NEW YORK – An analysis by the US Department of Health and Human Services' Office of the Inspector General has found a sharp uptick in payments made by Medicare Part B for genetic tests and the number of genetic tests performed, raising concerns about excessive ordering of such tests by providers and possible fraud.
The analysis also found similar significant increases in the number of laboratories that received more than $1 million per year in payments from Medicare Part B for performing genetic tests, and the number of ordering providers for genetic tests, HHS OIG said.
Medicare Part B covers medical services such as doctors' services, outpatient care, and durable medical equipment.
"The information in this data brief may help CMS and other stakeholders to identify changes in the Medicare program that could prevent fraud, waste, and abuse, and protect Medicare beneficiaries," HHS OIG said in its data brief released on Tuesday.
Among the key findings of the analysis are that Medicare payments for genetic tests performed by labs quadrupled between 2016 and 2019 from $351 million to $1.41 billion; the number of genetic testing procedure codes covered by Medicare increased during that time frame to 310 from 119, a 161 percent rise; the number of genetic tests Medicare paid labs for grew to 2.1 million tests in 2019 from 627,000 in 2016, a 235 percent increase; and the average amount paid by Medicare per beneficiary who received at least one genetic test grew from $889 in 2016 to $1,559 in 2019, a 75 percent increase.
Also, HHS OIG found that between 2016 and 2019, the number of labs that received more than $1 million in Medicare payments per year for genetic tests rose from 26 to 72.
Meanwhile, 153,000 providers ordered genetic tests in 2019, up from 73,000 in 2016.
The data brief noted that fraud in genetic testing is "prevalent" and is a situation that has been exacerbated by the COVID-19 pandemic.
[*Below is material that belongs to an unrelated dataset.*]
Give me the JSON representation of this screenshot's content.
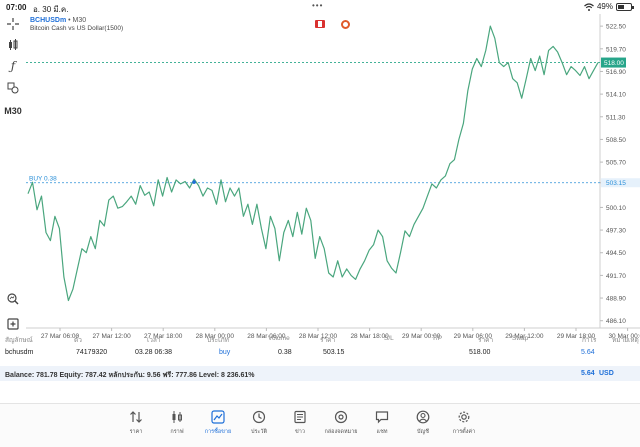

For example, labs can add on non-COVID-19 tests, such as genetic tests, to tests for the coronavirus to try to get additional reimbursements, HHS OIG said.
"The information in this data brief may help CMS and other stakeholders to identify changes in the Medicare program, such as increased oversight, that could prevent fraud, waste, and abuse and protect Medicare beneficiaries," HHS OIG said in the data brief.